Ich keuchte. Es war ein Kampf, genug Luft in meine Lungen zu bekommen, um normal zu atmen, und die Dunkelheit war auch da, am Rand meines Blickfelds, bereit, mich zu verschlingen.
Ich werde sterben. Ich war nicht bereit zu sterben. Ich hatte noch so viele Dinge, die ich tun wollte.
Mein Körper zuckte, als sich plötzlich jemand über mich beugte. Ich dachte, es wäre wieder dieser Mann, aber es dauerte ein paar Sekunden, bis ich erkannte, dass es kein Mann war – oder überhaupt ein Mensch.
Es war ein Tier – ein sehr großes dazu – mit einer Haut, die sich samtig weich anfühlte.
Ein Teil der Panik in mir begann zu verblassen, als das Tier zu schnurren begann. Es senkte seinen Oberkörper, bis es gegen meine Brust drückte und etwas lauter schnurrte.
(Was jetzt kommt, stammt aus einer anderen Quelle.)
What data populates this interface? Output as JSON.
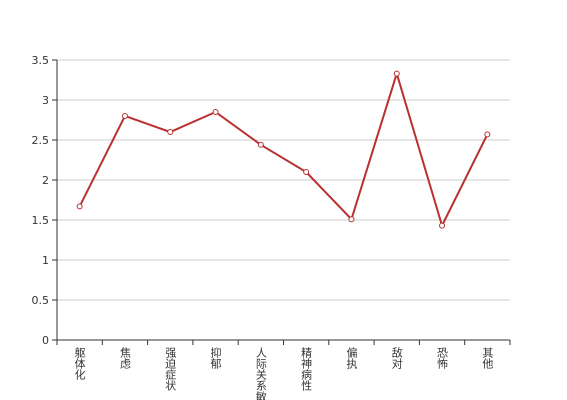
{
  "chart_data": {
    "type": "line",
    "categories": [
      "躯体化",
      "焦虑",
      "强迫症状",
      "抑郁",
      "人际关系敏感",
      "精神病性",
      "偏执",
      "敌对",
      "恐怖",
      "其他"
    ],
    "series": [
      {
        "color": "#b8312f",
        "values": [
          1.67,
          2.8,
          2.6,
          2.85,
          2.44,
          2.1,
          1.51,
          3.33,
          1.43,
          2.57
        ]
      }
    ],
    "ylim": [
      0,
      3.5
    ],
    "yticks": [
      0,
      0.5,
      1,
      1.5,
      2,
      2.5,
      3,
      3.5
    ],
    "grid": true
  }
}
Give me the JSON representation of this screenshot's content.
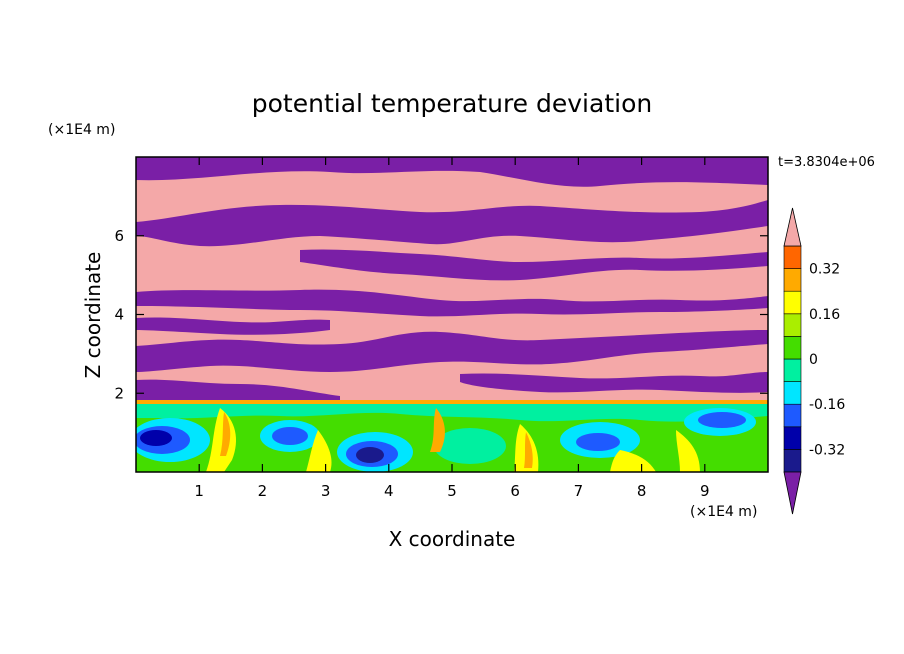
{
  "chart_data": {
    "type": "heatmap",
    "title": "potential temperature deviation",
    "xlabel": "X coordinate",
    "ylabel": "Z coordinate",
    "x_unit": "(×1E4 m)",
    "y_unit": "(×1E4 m)",
    "time_label": "t=3.8304e+06",
    "xlim": [
      0,
      10
    ],
    "ylim": [
      0,
      8
    ],
    "x_ticks": [
      1,
      2,
      3,
      4,
      5,
      6,
      7,
      8,
      9
    ],
    "y_ticks": [
      2,
      4,
      6
    ],
    "grid": false,
    "legend_position": "right",
    "colorbar": {
      "levels": [
        -0.4,
        -0.32,
        -0.24,
        -0.16,
        -0.08,
        0,
        0.08,
        0.16,
        0.24,
        0.32,
        0.4
      ],
      "tick_labels": [
        "-0.32",
        "-0.16",
        "0",
        "0.16",
        "0.32"
      ],
      "tick_values": [
        -0.32,
        -0.16,
        0,
        0.16,
        0.32
      ],
      "colors": [
        "#1a1a8c",
        "#0000aa",
        "#1e5aff",
        "#00e6ff",
        "#00f0a0",
        "#44dd00",
        "#aaee00",
        "#ffff00",
        "#ffaa00",
        "#ff6600",
        "#ff2020"
      ],
      "under_color": "#7a1fa6",
      "over_color": "#f4a8a8",
      "extend": "both"
    },
    "field_description_colors": {
      "upper_layer_low": "#7a1fa6",
      "upper_layer_high": "#f4a8a8"
    },
    "turbulent_layer_top_z": 1.75
  }
}
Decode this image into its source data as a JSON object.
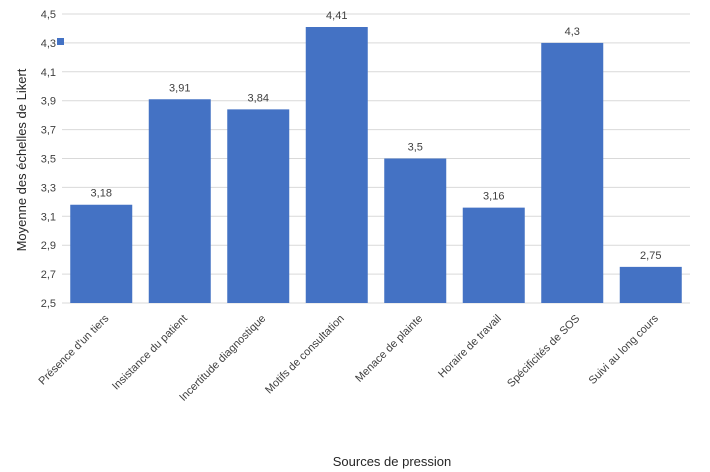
{
  "chart_data": {
    "type": "bar",
    "title": "",
    "xlabel": "Sources de pression",
    "ylabel": "Moyenne des échelles de Likert",
    "categories": [
      "Présence d'un tiers",
      "Insistance du patient",
      "Incertitude diagnostique",
      "Motifs de consultation",
      "Menace de plainte",
      "Horaire de travail",
      "Spécificités de SOS",
      "Suivi au long cours"
    ],
    "values": [
      3.18,
      3.91,
      3.84,
      4.41,
      3.5,
      3.16,
      4.3,
      2.75
    ],
    "value_labels": [
      "3,18",
      "3,91",
      "3,84",
      "4,41",
      "3,5",
      "3,16",
      "4,3",
      "2,75"
    ],
    "ylim": [
      2.5,
      4.5
    ],
    "yticks": [
      2.5,
      2.7,
      2.9,
      3.1,
      3.3,
      3.5,
      3.7,
      3.9,
      4.1,
      4.3,
      4.5
    ],
    "ytick_labels": [
      "2,5",
      "2,7",
      "2,9",
      "3,1",
      "3,3",
      "3,5",
      "3,7",
      "3,9",
      "4,1",
      "4,3",
      "4,5"
    ],
    "grid": true,
    "legend": "right",
    "bar_color": "#4472C4",
    "grid_color": "#d9d9d9"
  }
}
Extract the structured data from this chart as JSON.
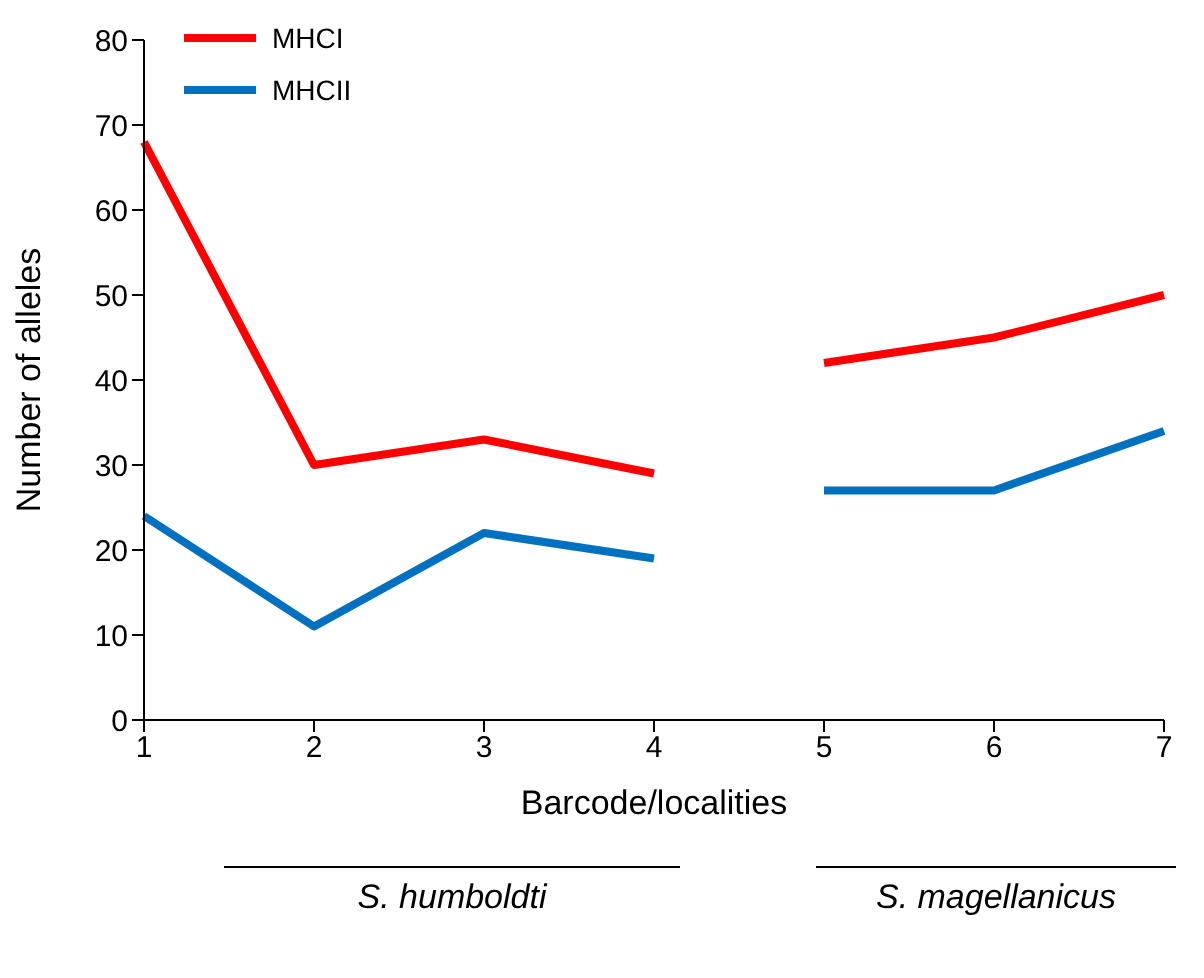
{
  "chart_data": {
    "type": "line",
    "xlabel": "Barcode/localities",
    "ylabel": "Number of alleles",
    "categories": [
      "1",
      "2",
      "3",
      "4",
      "5",
      "6",
      "7"
    ],
    "series": [
      {
        "name": "MHCI",
        "color": "#ff0000",
        "values": [
          68,
          30,
          33,
          29,
          null,
          null,
          null
        ]
      },
      {
        "color": "#ff0000",
        "values": [
          null,
          null,
          null,
          null,
          42,
          45,
          50
        ]
      },
      {
        "name": "MHCII",
        "color": "#0070c0",
        "values": [
          24,
          11,
          22,
          19,
          null,
          null,
          null
        ]
      },
      {
        "color": "#0070c0",
        "values": [
          null,
          null,
          null,
          null,
          27,
          27,
          34
        ]
      }
    ],
    "ylim": [
      0,
      80
    ],
    "yticks": [
      0,
      10,
      20,
      30,
      40,
      50,
      60,
      70,
      80
    ],
    "grid": false,
    "legend": "top left",
    "marker": "none",
    "line_style": "solid",
    "annotations": [
      "S. humboldti",
      "S. magellanicus"
    ]
  }
}
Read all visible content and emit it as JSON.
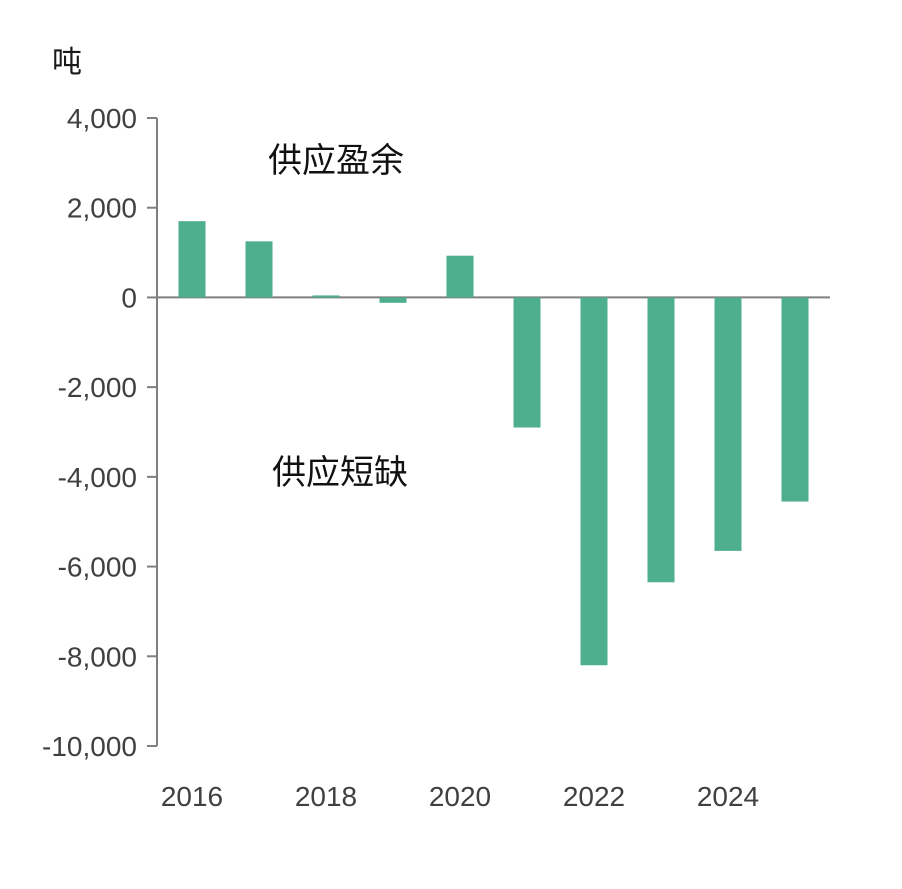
{
  "chart_data": {
    "type": "bar",
    "title": "",
    "ylabel": "吨",
    "xlabel": "",
    "x": [
      2016,
      2017,
      2018,
      2019,
      2020,
      2021,
      2022,
      2023,
      2024,
      2025
    ],
    "values": [
      1700,
      1250,
      30,
      -120,
      930,
      -2900,
      -8200,
      -6350,
      -5650,
      -4550
    ],
    "ylim": [
      -10000,
      4000
    ],
    "yticks": [
      4000,
      2000,
      0,
      -2000,
      -4000,
      -6000,
      -8000,
      -10000
    ],
    "ytick_labels": [
      "4,000",
      "2,000",
      "0",
      "-2,000",
      "-4,000",
      "-6,000",
      "-8,000",
      "-10,000"
    ],
    "xtick_labels": [
      "2016",
      "2018",
      "2020",
      "2022",
      "2024"
    ],
    "annotations": [
      "供应盈余",
      "供应短缺"
    ],
    "bar_color": "#4daf8d",
    "axis_color": "#7f7f7f",
    "grid": false,
    "legend": "none"
  }
}
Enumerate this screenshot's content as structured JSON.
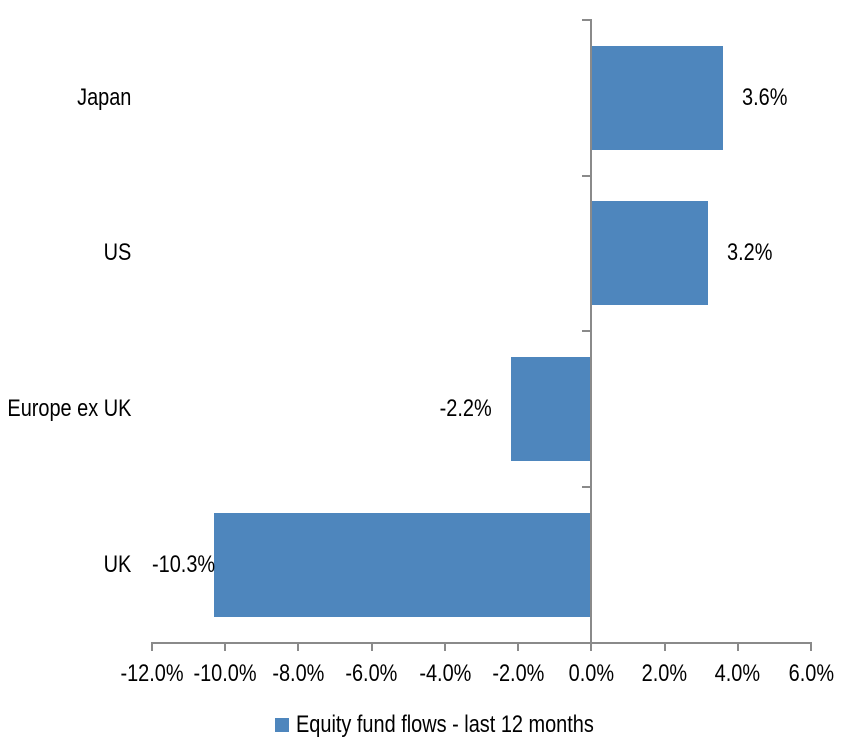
{
  "chart_data": {
    "type": "bar",
    "orientation": "horizontal",
    "title": "",
    "categories": [
      "Japan",
      "US",
      "Europe ex UK",
      "UK"
    ],
    "values": [
      3.6,
      3.2,
      -2.2,
      -10.3
    ],
    "data_labels": [
      "3.6%",
      "3.2%",
      "-2.2%",
      "-10.3%"
    ],
    "series": [
      {
        "name": "Equity fund flows - last 12 months",
        "values": [
          3.6,
          3.2,
          -2.2,
          -10.3
        ]
      }
    ],
    "xlim": [
      -12,
      6
    ],
    "x_tick_values": [
      -12,
      -10,
      -8,
      -6,
      -4,
      -2,
      0,
      2,
      4,
      6
    ],
    "x_tick_labels": [
      "-12.0%",
      "-10.0%",
      "-8.0%",
      "-6.0%",
      "-4.0%",
      "-2.0%",
      "0.0%",
      "2.0%",
      "4.0%",
      "6.0%"
    ],
    "grid": false,
    "legend_position": "bottom",
    "bar_color": "#4e86bd",
    "axis_color": "#8a8a8a",
    "text_color": "#000000"
  },
  "legend": {
    "label": "Equity fund flows - last 12 months",
    "swatch_color": "#4e86bd"
  }
}
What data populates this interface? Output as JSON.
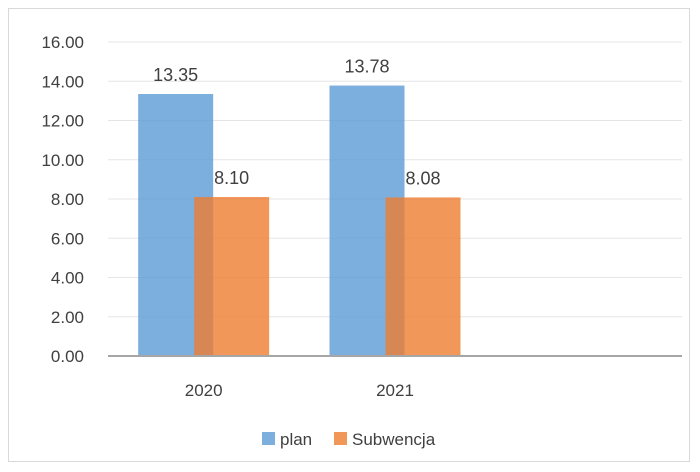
{
  "chart_data": {
    "type": "bar",
    "categories": [
      "2020",
      "2021",
      ""
    ],
    "series": [
      {
        "name": "plan",
        "values": [
          13.35,
          13.78,
          null
        ],
        "color": "#5B9BD5",
        "labels": [
          "13.35",
          "13.78",
          ""
        ]
      },
      {
        "name": "Subwencja",
        "values": [
          8.1,
          8.08,
          null
        ],
        "color": "#ED7D31",
        "labels": [
          "8.10",
          "8.08",
          ""
        ]
      }
    ],
    "ylim": [
      0,
      16
    ],
    "yticks": [
      "0.00",
      "2.00",
      "4.00",
      "6.00",
      "8.00",
      "10.00",
      "12.00",
      "14.00",
      "16.00"
    ],
    "grid": true,
    "legend": "bottom",
    "overlap": true
  }
}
Die Vibrationen seines Körpers und die Geräusche, die es machte, hatten eine beruhigende Wirkung auf mich.
Ich wollte, dass es nie aufhörte, aber es tat es. Ein Wimmern entfuhr meinen Lippen, als es sich zurückzog. Ich wollte nach ihm greifen, aber meine Glieder wollten nicht gehorchen.
"N-nein."
Eine kalte, nasse Nase stupste meine Wange an, bevor es sich entfernte. Etwas knackte laut ein paar Meter entfernt, immer wieder, und dann hörte es plötzlich auf. Es gab ein paar Minuten der Stille, gefolgt von einem leisen Stöhnen.
"Vanya?"
"D-du kennst meinen Namen." Ich öffnete meine Augen und starrte die Gestalt an, die über mir schwebte.
Es war zu dunkel, um zu erkennen, wer es war, aber irgendwie kam er mir bekannt vor.
"Natürlich kenne ich ihn, Zuckerpflaume." Er bewegte sich, bevor er meine Hände, die auf meinen Bauch gedrückt waren, wegschob. "Das Messer steckt nicht so tief, aber ich werde es nicht riskieren, es herauszuziehen."
"Z-Zuckerpflaume?"
Er lachte leise. "Du magst dieses bunte, süße Zeug. Man hat mir gesagt, dass es Jellybeans heißt."
"W-wer bist du?"
"Dein Ritter in glänzender Rüstung." hörte ich ihn sagen, bevor mich die Dunkelheit verschlang.